SCM quality modeling

fq-compressor treats quality values as a separate signal stream and compresses them with Statistical Context Mixing (SCM). The goal is to preserve the structure of Phred scores instead of forcing them through sequence-oriented logic.

Role in fq-compressor

Quality strings are encoded independently from read IDs and bases. For lossless mode, the compressor models each quality symbol with adaptive arithmetic coding; for lower-fidelity workflows it can first map scores into Illumina's 8-bin scheme.

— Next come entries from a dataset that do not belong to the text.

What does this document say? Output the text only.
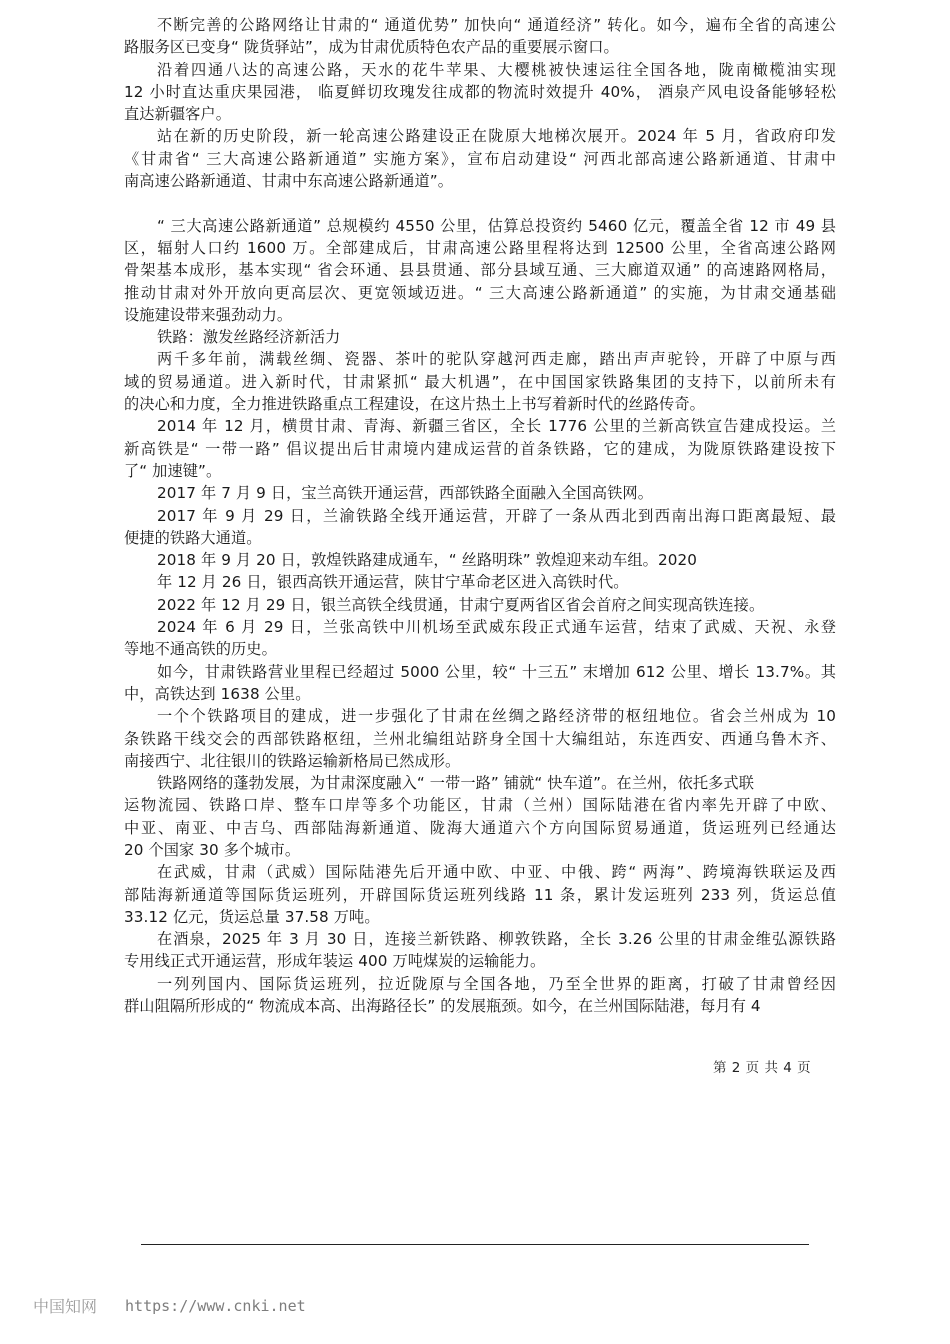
不断完善的公路网络让甘肃的“ 通道优势” 加快向“ 通道经济” 转化。如今，遍布全省的高速公
路服务区已变身“ 陇货驿站”，成为甘肃优质特色农产品的重要展示窗口。
沿着四通八达的高速公路，天水的花牛苹果、大樱桃被快速运往全国各地，陇南橄榄油实现
12 小时直达重庆果园港， 临夏鲜切玫瑰发往成都的物流时效提升 40%， 酒泉产风电设备能够轻松
直达新疆客户。
站在新的历史阶段，新一轮高速公路建设正在陇原大地梯次展开。2024 年 5 月，省政府印发
《甘肃省“ 三大高速公路新通道” 实施方案》，宣布启动建设“ 河西北部高速公路新通道、甘肃中
南高速公路新通道、甘肃中东高速公路新通道”。
“ 三大高速公路新通道” 总规模约 4550 公里，估算总投资约 5460 亿元，覆盖全省 12 市 49 县
区，辐射人口约 1600 万。全部建成后，甘肃高速公路里程将达到 12500 公里，全省高速公路网
骨架基本成形，基本实现“ 省会环通、县县贯通、部分县域互通、三大廊道双通” 的高速路网格局，
推动甘肃对外开放向更高层次、更宽领域迈进。“ 三大高速公路新通道” 的实施，为甘肃交通基础
设施建设带来强劲动力。
铁路：激发丝路经济新活力
两千多年前，满载丝绸、瓷器、茶叶的驼队穿越河西走廊，踏出声声驼铃，开辟了中原与西
域的贸易通道。进入新时代，甘肃紧抓“ 最大机遇”，在中国国家铁路集团的支持下，以前所未有
的决心和力度，全力推进铁路重点工程建设，在这片热土上书写着新时代的丝路传奇。
2014 年 12 月，横贯甘肃、青海、新疆三省区，全长 1776 公里的兰新高铁宣告建成投运。兰
新高铁是“ 一带一路” 倡议提出后甘肃境内建成运营的首条铁路，它的建成，为陇原铁路建设按下
了“ 加速键”。
2017 年 7 月 9 日，宝兰高铁开通运营，西部铁路全面融入全国高铁网。
2017 年 9 月 29 日，兰渝铁路全线开通运营，开辟了一条从西北到西南出海口距离最短、最
便捷的铁路大通道。
2018 年 9 月 20 日，敦煌铁路建成通车，“ 丝路明珠” 敦煌迎来动车组。2020
年 12 月 26 日，银西高铁开通运营，陕甘宁革命老区进入高铁时代。
2022 年 12 月 29 日，银兰高铁全线贯通，甘肃宁夏两省区省会首府之间实现高铁连接。
2024 年 6 月 29 日，兰张高铁中川机场至武威东段正式通车运营，结束了武威、天祝、永登
等地不通高铁的历史。
如今，甘肃铁路营业里程已经超过 5000 公里，较“ 十三五” 末增加 612 公里、增长 13.7%。其
中，高铁达到 1638 公里。
一个个铁路项目的建成，进一步强化了甘肃在丝绸之路经济带的枢纽地位。省会兰州成为 10
条铁路干线交会的西部铁路枢纽，兰州北编组站跻身全国十大编组站，东连西安、西通乌鲁木齐、
南接西宁、北往银川的铁路运输新格局已然成形。
铁路网络的蓬勃发展，为甘肃深度融入“ 一带一路” 铺就“ 快车道”。在兰州，依托多式联
运物流园、铁路口岸、整车口岸等多个功能区，甘肃（兰州）国际陆港在省内率先开辟了中欧、
中亚、南亚、中吉乌、西部陆海新通道、陇海大通道六个方向国际贸易通道，货运班列已经通达
20 个国家 30 多个城市。
在武威，甘肃（武威）国际陆港先后开通中欧、中亚、中俄、跨“ 两海”、跨境海铁联运及西
部陆海新通道等国际货运班列，开辟国际货运班列线路 11 条，累计发运班列 233 列，货运总值
33.12 亿元，货运总量 37.58 万吨。
在酒泉，2025 年 3 月 30 日，连接兰新铁路、柳敦铁路，全长 3.26 公里的甘肃金维弘源铁路
专用线正式开通运营，形成年装运 400 万吨煤炭的运输能力。
一列列国内、国际货运班列，拉近陇原与全国各地，乃至全世界的距离，打破了甘肃曾经因
群山阻隔所形成的“ 物流成本高、出海路径长” 的发展瓶颈。如今，在兰州国际陆港，每月有 4
第 2 页 共 4 页
中国知网 https://www.cnki.net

This keeps sequence compression and quality compression tunable without changing the archive container.

Core mechanism

  1. Symbol space: qualities are converted from ASCII to Phred values over a 94-symbol alphabet.
  2. Context selection: the active model is chosen from previous quality values and a position bin within the read; the default implementation uses order-2 context and 16 position bins.
  3. Adaptive coding: arithmetic coding emits each symbol while updating the selected model online, so frequent local transitions become cheaper over time.
  4. Container stage: the arithmetic-coded byte stream is wrapped in Zstd, which removes residual byte-level redundancy after context coding.

Compression effect

SCM works because FASTQ qualities are not independent symbols. Runs near the start or end of a read, and transitions after a high or low score, tend to repeat across many reads. The context model turns those regularities into shorter codes while keeping decompression exact in lossless mode.

Current boundaries

The current model uses previous qualities and read position, with optional Illumina 8-bin quantization when the selected mode allows it. The header also leaves room for other quality modes, but the whitepaper should treat the adaptive SCM path and Illumina-style binning as the public, implemented behavior.